Il voto a prescindere

I commentatori politici, quando fanno previsioni sui provvedimenti adottabili a livello governativo, tendono ad escludere quelli che comporterebbero sacrifici in vista delle elezioni, perché toglierebbero voti a chi governa e ne darebbero a chi sta all’opposizione.

In tal modo viene adottato uno schema piuttosto banale, che innanzitutto manca di rispetto agli elettori, considerati come banderuole influenzate dall’aria che tira o, peggio ancora, come personal computer in carne ed ossa capaci di tradurre il proprio voto in frettolose analisi costi-benefici; in secondo luogo viene evocato un meccanismo elettorale che forse non ha mai funzionato, prima a causa del muro ideologico che assorbiva le valutazioni pragmatiche, oggi a causa del muro isolante rispetto alla politica.

Purtroppo temo che gli italiani, per lo meno la loro maggioranza, votino a prescindere. Da cosa? Un po’ da tutto. Dalle ideologie, ma anche dai valori. Dalle promesse, ma anche dai programmi. Dalle parole, ma anche dai fatti. Dalla storia, ma anche dall’attualità. Da quanto succede nel mondo, ma anche da quel che capita nel proprio orticello.

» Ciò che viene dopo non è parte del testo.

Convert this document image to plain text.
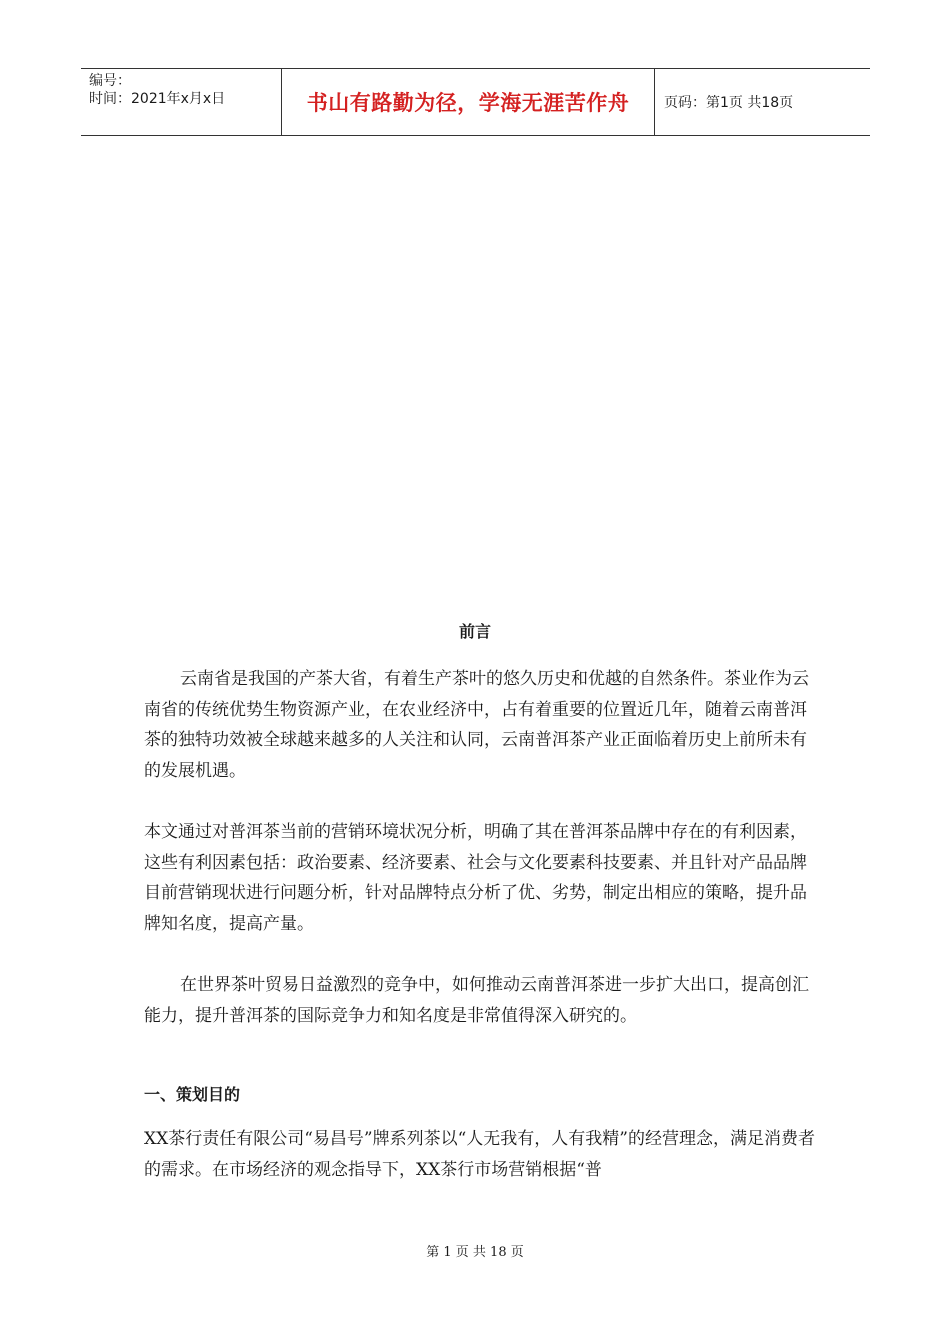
编号：
时间：2021年x月x日	书山有路勤为径，学海无涯苦作舟	页码：第1页 共18页
前言

云南省是我国的产茶大省，有着生产茶叶的悠久历史和优越的自然条件。茶业作为云南省的传统优势生物资源产业，在农业经济中，占有着重要的位置近几年，随着云南普洱茶的独特功效被全球越来越多的人关注和认同，云南普洱茶产业正面临着历史上前所未有的发展机遇。

本文通过对普洱茶当前的营销环境状况分析，明确了其在普洱茶品牌中存在的有利因素，这些有利因素包括：政治要素、经济要素、社会与文化要素科技要素、并且针对产品品牌目前营销现状进行问题分析，针对品牌特点分析了优、劣势，制定出相应的策略，提升品牌知名度，提高产量。

在世界茶叶贸易日益激烈的竞争中，如何推动云南普洱茶进一步扩大出口，提高创汇能力，提升普洱茶的国际竞争力和知名度是非常值得深入研究的。

一、策划目的

XX茶行责任有限公司“易昌号”牌系列茶以“人无我有，人有我精”的经营理念，满足消费者的需求。在市场经济的观念指导下，XX茶行市场营销根据“普

第 1 页 共 18 页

Un voto ideologico a rovescio, in ossequio all’ideologia dell’anti-politica, del rifiuto dei politici, dell’allergia alle classi dirigenti, del fastidio verso la burocrazia. Un tempo si chiamava qualunquismo visto dalla parte del cittadino, oggi   populismo visto dalla parte di chi vuol governare.

La campagna elettorale del recente referendum sulle riforme costituzionali la dice lunga al riguardo. Al di là degli errori tattici commessi indubbiamente da Matteo Renzi, si può comunque concludere che non ha funzionato nessun meccanismo di raccolta del consenso.

Si è tentato di spiegare le riforme in tutti i modi; visto che questo approccio non funzionava troppo si è provato a tradurre le riforma in chiave di risparmio dei costi della politica; poi si è puntato sulla sforbiciata al numero dei politici; poi sulla personalizzazione del consenso; poi sul rischio del perpetuo immobilismo; poi sulla maggiore partecipazione dei cittadini; poi sul disboscamento delle burocrazie centrali e periferiche; poi sull’Europa che ci chiedeva le riforme; poi sull’imprenditoria che ci chiedeva semplicità e certezza prime di investire in Italia. Nessuno schema attecchiva. Bisognava votare contro! Perché? Per mandare a casa la politica e i politici, a nulla valendo che con il No si facesse comodamente rientrare dalla finestra quanto si voleva sbattere drasticamente fuori dalla porta. Una rivalsa psicologica attorno alla quale hanno giocato i diversi strumentalizzatori del caso.

Se si osserva l’andamento dei sondaggi, per quel che possono valere, si nota che i consensi sono schizofrenicamente neutri rispetto agli avvenimenti clamorosamente e potenzialmente incidenti sulle intenzioni di voto.

Sembra che il voto al M5S non subisca alcun contraccolpo dalle disavventure della giunta comunale di Roma, dalle gaffe europee dei pentastellati, dagli ostentati spadroneggiamenti grillini, dalle fughe interne: niente.

Sono curioso di vedere, ma sono sicuro che le rivolte delle piazze russe contro Putin non sortiranno alcun effetto negativo su quanti in Italia strizzano l’occhio a questo inqualificabile personaggio. Le invasioni sovietiche nei paesi satelliti non scalfivano il consenso del PCI. Sta succedendo, più o meno, lo stesso fenomeno.

La politica in quanto tale ha perso il suo appeal e quindi l’elettore è in balia dell’anti-politica. Fino a quando? Non lo so. Spero sempre ci sia un punto di ritorno. La storia ci insegna che, purtroppo, per liberarsi di certe derive sono state, direttamente o indirettamente, necessari guerre, bagni di sangue, crisi profonde, guerre civili.

Più prende piede l’anti-politica e più la politica tende a peggiorare adeguandosi. Un meccanismo perverso che prende spinta dal basso, ma viene incoraggiato dall’alto. La corruzione dilagante è il carburante fondamentale di questa macchina senza autista   e senza meta.

L’Europa rientra perfettamente in questo gioco allo sfascio: la brexit, l’euroscetticismo, l’anti-europeismo, l’insofferenza verso le burocrazie e le tecnocrazie europee, spingono ulteriormente la macchina su percorsi disastrosi. Trump ci sta dando una bella mano ad andare nel fosso.

Un tempo i giovani protestatari sostenevano che tutto è politica. Sì, anche l’anti-politica, la peggior politica possibile e immaginabile.